STEFANO INCERTI


Stessa rabbia, stessa primavera: è rubato ad una canzone di De Andrè il titolo scelto da Stefano Incerti per il suo documentario su Marco Bellocchio e il suo Buongiorno, notte. Dopo i Nuovi Territori di Venezia 60, il filmato approda al Roma Film Festival. Più che un backstage, è un ritratto del regista tra vita, cinema e politica.
La produzione è di Sergio Pelone per Filmalbatros e Dario Formisano per Elleu Multimedia, marchio che distribuirà il dvd.

Raccontaci l’impatto con il set di “Buongiorno notte”.
La regia del documentario mi è stata affidata 2 settimane prima dell’inizio delle riprese del film. Per muovermi con più dicrezione sul set ho girato solo con una Sony 150. E’ stata la mia prima volta con il digitale e la leggerezza del mezzo mi ha addirittura permesso di stare tra Bellocchio e gli attori. Nei teatri di posa di Cinecittà, trasformati nel covo brigatista, c’era quella serenità che solo una sceneggiatura solida può dare. Mi ha colpito il grande silenzio ma, soprattutto quella sorta di seduta psicoanalitica voluta da Bellocchio prima del ciak. Momenti di confronto in cui dar vita ad un percorso collettivo.

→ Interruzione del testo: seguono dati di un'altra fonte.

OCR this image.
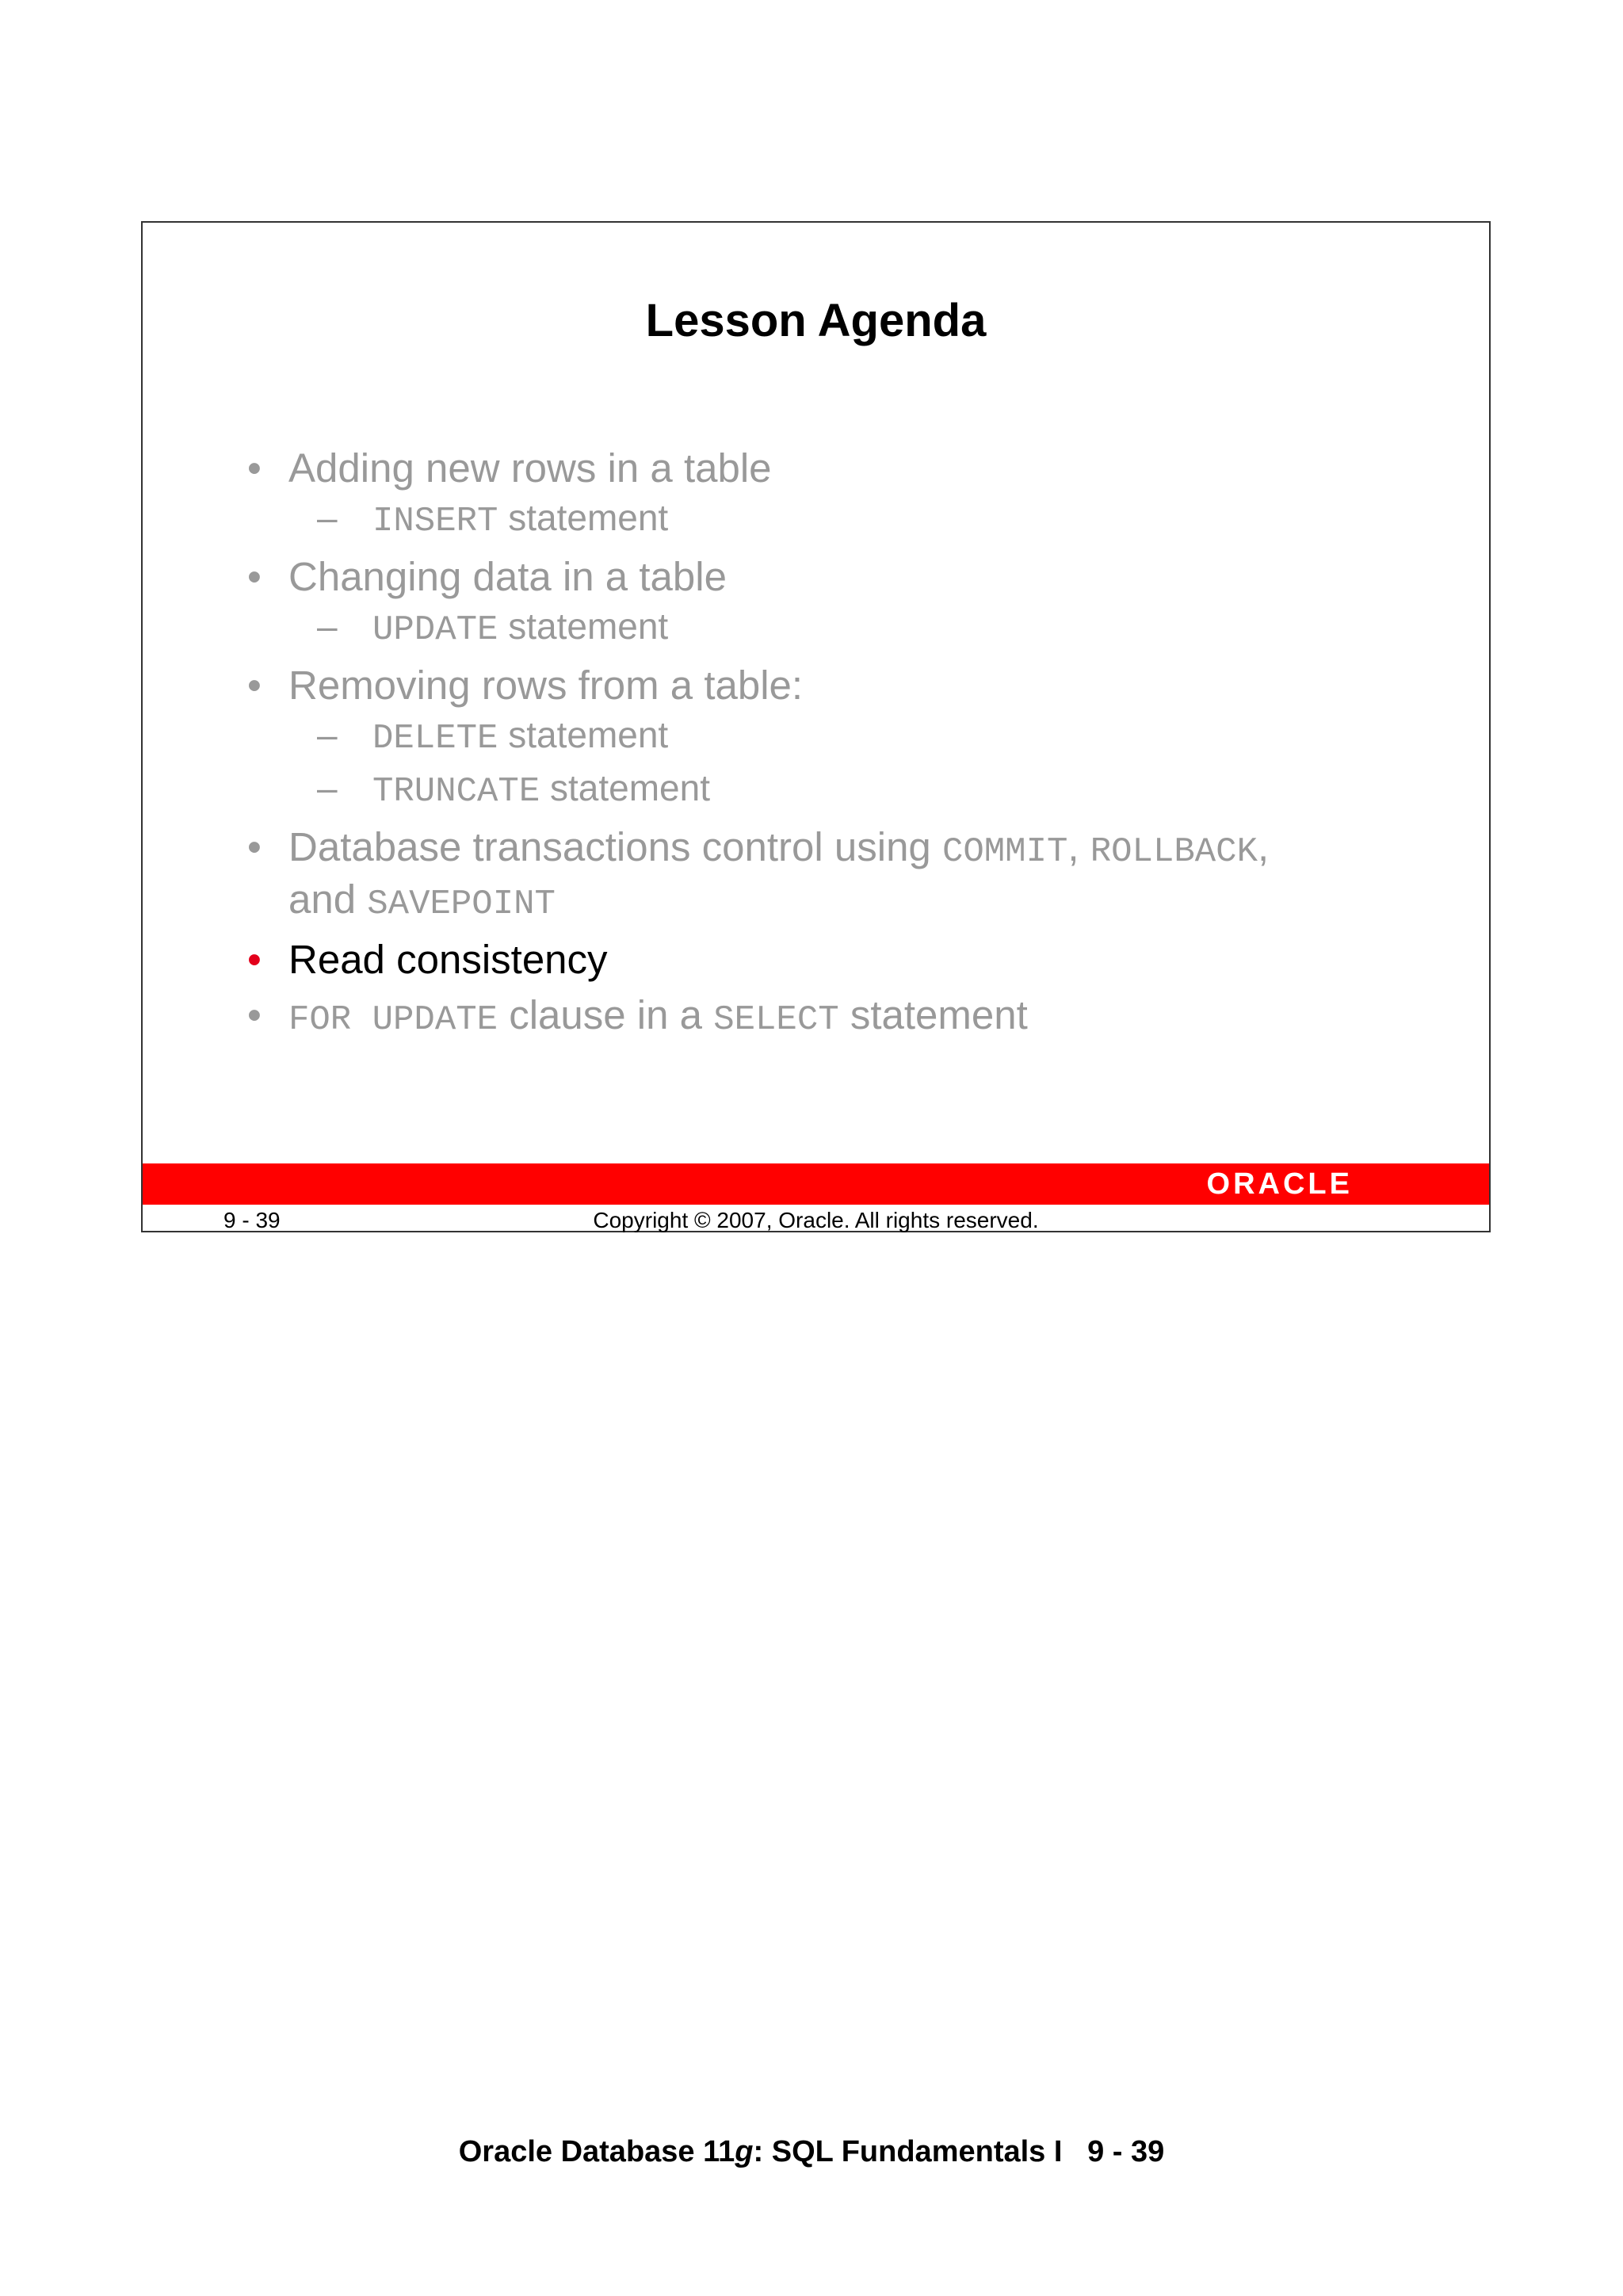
Lesson Agenda
• Adding new rows in a table
– INSERT statement
• Changing data in a table
– UPDATE statement
• Removing rows from a table:
– DELETE statement
– TRUNCATE statement
• Database transactions control using COMMIT, ROLLBACK,
and SAVEPOINT
• Read consistency
• FOR UPDATE clause in a SELECT statement
ORACLE
9 - 39	Copyright © 2007, Oracle. All rights reserved.
Oracle Database 11g: SQL Fundamentals I   9 - 39
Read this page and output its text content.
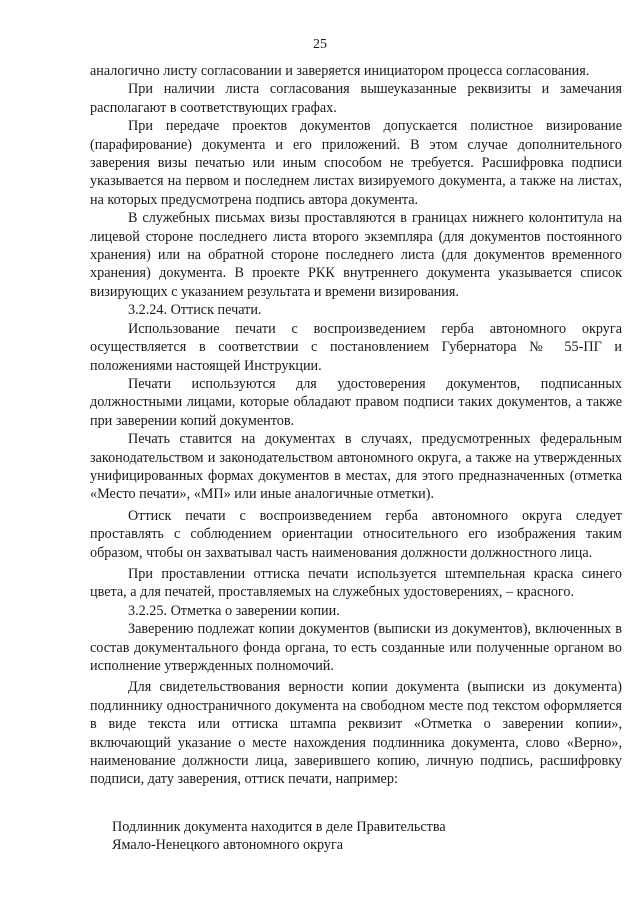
25

аналогично листу согласовании и заверяется инициатором процесса согласования.

При наличии листа согласования вышеуказанные реквизиты и замечания располагают в соответствующих графах.

При передаче проектов документов допускается полистное визирование (парафирование) документа и его приложений. В этом случае дополнительного заверения визы печатью или иным способом не требуется. Расшифровка подписи указывается на первом и последнем листах визируемого документа, а также на листах, на которых предусмотрена подпись автора документа.

В служебных письмах визы проставляются в границах нижнего колонтитула на лицевой стороне последнего листа второго экземпляра (для документов постоянного хранения) или на обратной стороне последнего листа (для документов временного хранения) документа. В проекте РКК внутреннего документа указывается список визирующих с указанием результата и времени визирования.

3.2.24. Оттиск печати.

Использование печати с воспроизведением герба автономного округа осуществляется в соответствии с постановлением Губернатора № 55-ПГ и положениями настоящей Инструкции.

Печати используются для удостоверения документов, подписанных должностными лицами, которые обладают правом подписи таких документов, а также при заверении копий документов.

Печать ставится на документах в случаях, предусмотренных федеральным законодательством и законодательством автономного округа, а также на утвержденных унифицированных формах документов в местах, для этого предназначенных (отметка «Место печати», «МП» или иные аналогичные отметки).

Оттиск печати с воспроизведением герба автономного округа следует проставлять с соблюдением ориентации относительного его изображения таким образом, чтобы он захватывал часть наименования должности должностного лица.

При проставлении оттиска печати используется штемпельная краска синего цвета, а для печатей, проставляемых на служебных удостоверениях, – красного.

3.2.25. Отметка о заверении копии.

Заверению подлежат копии документов (выписки из документов), включенных в состав документального фонда органа, то есть созданные или полученные органом во исполнение утвержденных полномочий.

Для свидетельствования верности копии документа (выписки из документа) подлиннику одностраничного документа на свободном месте под текстом оформляется в виде текста или оттиска штампа реквизит «Отметка о заверении копии», включающий указание о месте нахождения подлинника документа, слово «Верно», наименование должности лица, заверившего копию, личную подпись, расшифровку подписи, дату заверения, оттиск печати, например:

Подлинник документа находится в деле Правительства
Ямало-Ненецкого автономного округа
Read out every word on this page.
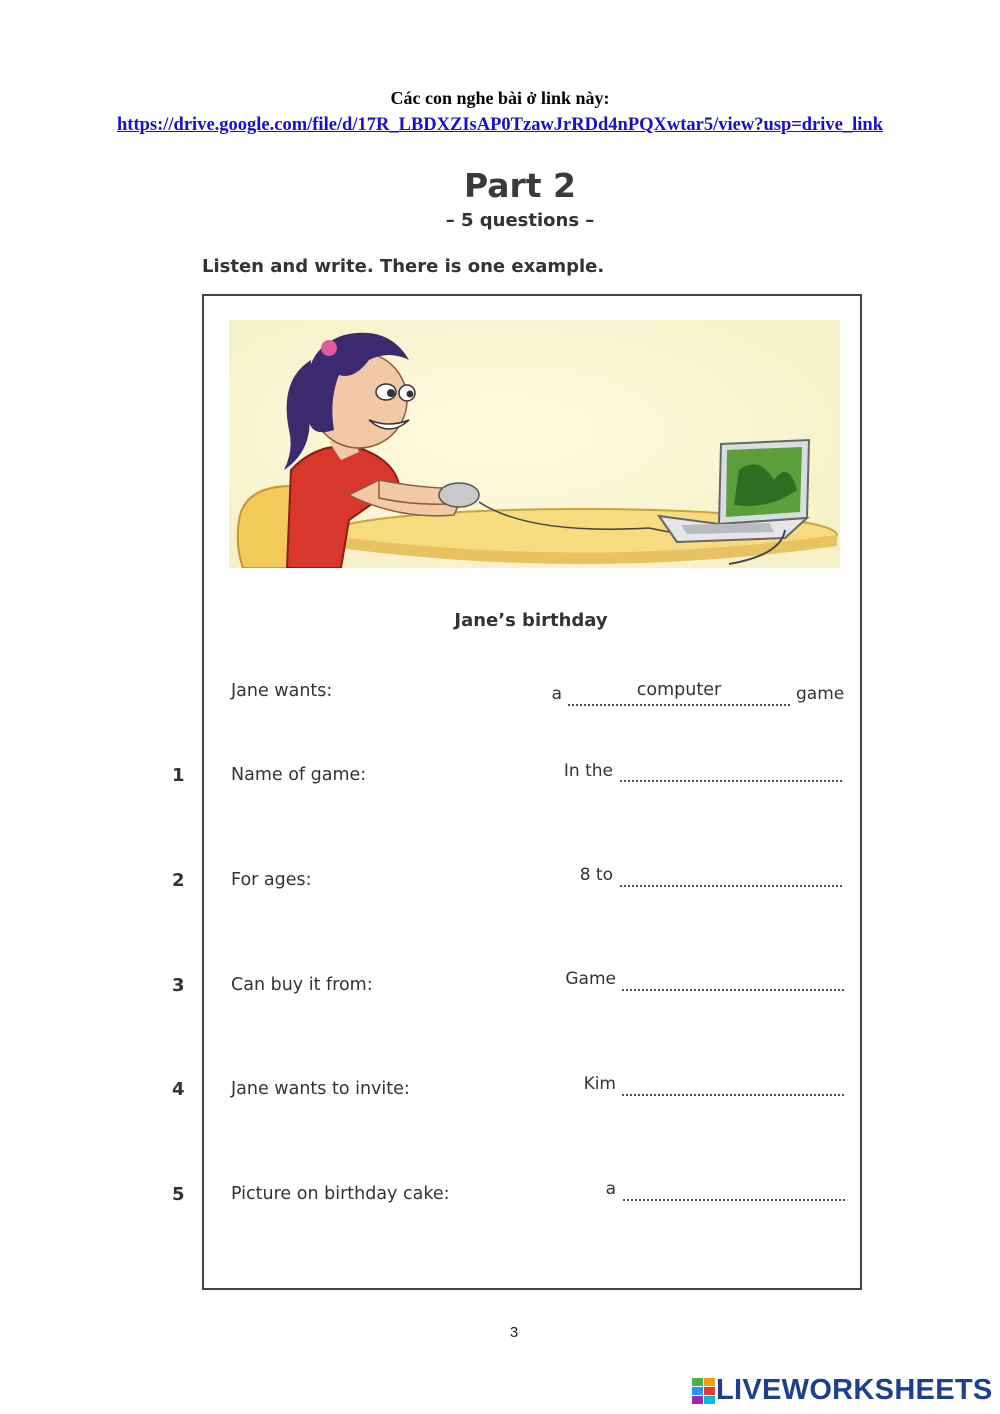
Các con nghe bài ở link này:
https://drive.google.com/file/d/17R_LBDXZIsAP0TzawJrRDd4nPQXwtar5/view?usp=drive_link
Part 2
– 5 questions –
Listen and write. There is one example.
Jane’s birthday
Jane wants:	a	computer	game
1	Name of game:	In the
2	For ages:	8 to
3	Can buy it from:	Game
4	Jane wants to invite:	Kim
5	Picture on birthday cake:	a
3
LIVEWORKSHEETS
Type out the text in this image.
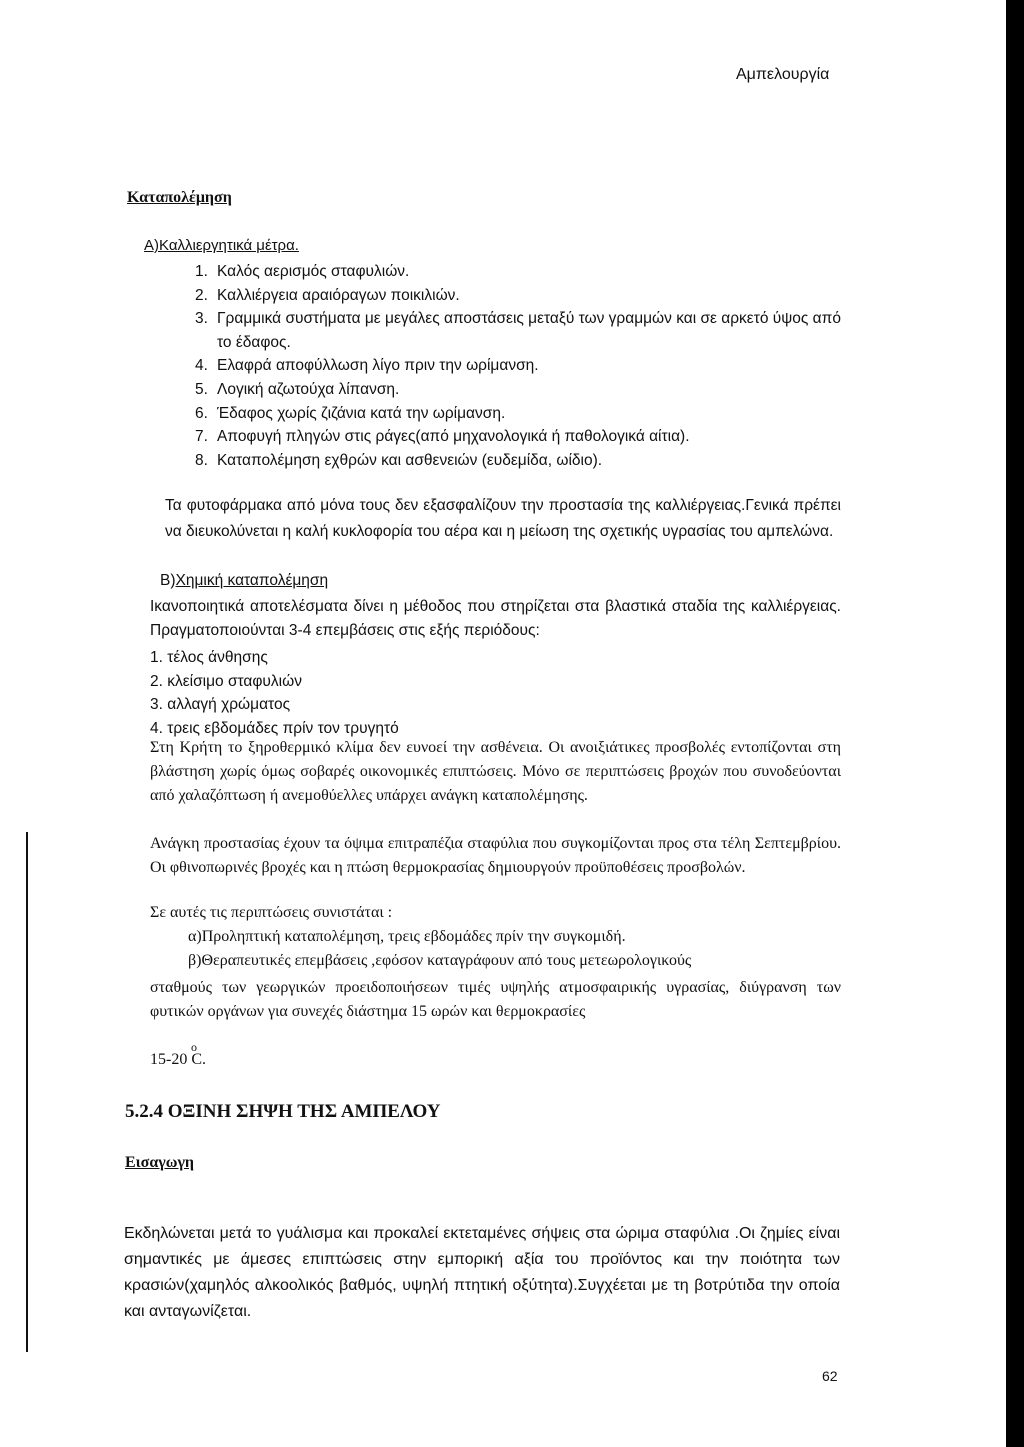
Αμπελουργία
Καταπολέμηση
Α)Καλλιεργητικά μέτρα.
1. Καλός αερισμός σταφυλιών.
2. Καλλιέργεια αραιόραγων ποικιλιών.
3. Γραμμικά συστήματα με μεγάλες αποστάσεις μεταξύ των γραμμών και σε αρκετό ύψος από το έδαφος.
4. Ελαφρά αποφύλλωση λίγο πριν την ωρίμανση.
5. Λογική αζωτούχα λίπανση.
6. Έδαφος χωρίς ζιζάνια κατά την ωρίμανση.
7. Αποφυγή πληγών στις ράγες(από μηχανολογικά ή παθολογικά αίτια).
8. Καταπολέμηση εχθρών και ασθενειών (ευδεμίδα, ωίδιο).
Τα φυτοφάρμακα από μόνα τους δεν εξασφαλίζουν την προστασία της καλλιέργειας.Γενικά πρέπει να διευκολύνεται η καλή κυκλοφορία του αέρα και η μείωση της σχετικής υγρασίας του αμπελώνα.
Β)Χημική καταπολέμηση
Ικανοποιητικά αποτελέσματα δίνει η μέθοδος που στηρίζεται στα βλαστικά σταδία της καλλιέργειας. Πραγματοποιούνται 3-4 επεμβάσεις στις εξής περιόδους:
1. τέλος άνθησης
2. κλείσιμο σταφυλιών
3. αλλαγή χρώματος
4. τρεις εβδομάδες πρίν τον τρυγητό
Στη Κρήτη το ξηροθερμικό κλίμα δεν ευνοεί την ασθένεια. Οι ανοιξιάτικες προσβολές εντοπίζονται στη βλάστηση χωρίς όμως σοβαρές οικονομικές επιπτώσεις. Μόνο σε περιπτώσεις βροχών που συνοδεύονται από χαλαζόπτωση ή ανεμοθύελλες υπάρχει ανάγκη καταπολέμησης.
Ανάγκη προστασίας έχουν τα όψιμα επιτραπέζια σταφύλια που συγκομίζονται προς στα τέλη Σεπτεμβρίου. Οι φθινοπωρινές βροχές και η πτώση θερμοκρασίας δημιουργούν προϋποθέσεις προσβολών.
Σε αυτές τις περιπτώσεις συνιστάται :
α)Προληπτική καταπολέμηση, τρεις εβδομάδες πρίν την συγκομιδή.
β)Θεραπευτικές επεμβάσεις ,εφόσον καταγράφουν από τους μετεωρολογικούς
σταθμούς των γεωργικών προειδοποιήσεων τιμές υψηλής ατμοσφαιρικής υγρασίας, διύγρανση των φυτικών οργάνων για συνεχές διάστημα 15 ωρών και θερμοκρασίες
o
15-20 C.
5.2.4 ΟΞΙΝΗ ΣΗΨΗ ΤΗΣ ΑΜΠΕΛΟΥ
Εισαγωγη
Εκδηλώνεται μετά το γυάλισμα και προκαλεί εκτεταμένες σήψεις στα ώριμα σταφύλια .Οι ζημίες είναι σημαντικές με άμεσες επιπτώσεις στην εμπορική αξία του προϊόντος και την ποιότητα των κρασιών(χαμηλός αλκοολικός βαθμός, υψηλή πτητική οξύτητα).Συγχέεται με τη βοτρύτιδα την οποία και ανταγωνίζεται.
62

Di quali altri materiali è composto il documentario?
Ci sono immagini di repertorio provenienti dall’archivio Rai e dall’Archivio del Movimento Operaio e Democratico che offrono uno spaccato dell’Italia degli anni 60/70: dagli operai al lavoro agli scontri di piazza. Poi frammenti di film di Bellocchio, tratti dalle pellicole più legate a Buongiorno, notte come I pugni in tasca e L’ora di religione. L’ossatura è fornita da un’intervista che ho realizzato con lui a Valle Giulia, là dove è cominciato il ’68 romano. Mi sono preparato rivendendo tutta La notte della Repubblica di Zavoli e leggendo alcuni libri tra cui quelli di Giorgio Galli sul partito armato. Anche qualcosa su Bellocchio: il catalogo curato da Paola Malanga per la retrospettiva di Locarno del 1998, il Castoro scritto nello stesso anno da Sandro Bernardi. Dalle mia scaletta di domande ho tenuto fuori temi come la psicoanalisi e la follia, cruciali nel cinema di Bellocchio ma non direttamente connessi con Buongiorno, notte.

Dall’intervista emergono le molle che hanno spinto Bellocchio a girare “Buongiorno, notte”?
Emerge l’interesse per il personaggio femminile, ispirato ad Anna Laura Braghetti. Bellocchio non voleva ricostruire il caso Moro né ambiva a raccontare un’epoca. Al centro di tutto c’è lo sguardo verso i rapporti, intimi e misteriosi, tra prigioniero e carcerieri. L’altro elemento chiave è il legame con il padre: in qualche modo, attraverso il film e il personaggio di Aldo Moro, Bellocchio ha recuperato il rapporto con la figura di suo padre, a lungo rimossa.

Il verso di De André da cui hai preso il titolo si riferisce al ’68. Perché l’hai scelto?
Perché il documentario parte dalle immagini del ’68, la stagione che Bellocchio ha, in un certo senso, anticipato con I pugni in tasca. Poi la frase Stessa rabbia, stessa primavera è la sintesi perfetta del suo cinema: la rabbia è quella che attraversa tutte le sue pellicole, la primavera rimanda alla straordinaria giovinezza che continua ad esprimere.

Bertolucci ha detto che la morte di Moro coincide con la fine del sogno. Per Bellocchio il sogno si è mai riacceso?
Di certo c’è in lui un profondo disincanto verso la politica. Ma nell’intervista evoca il risveglio dei movimenti, i ragazzi del G8 senza dimenticare le componenti cattoliche.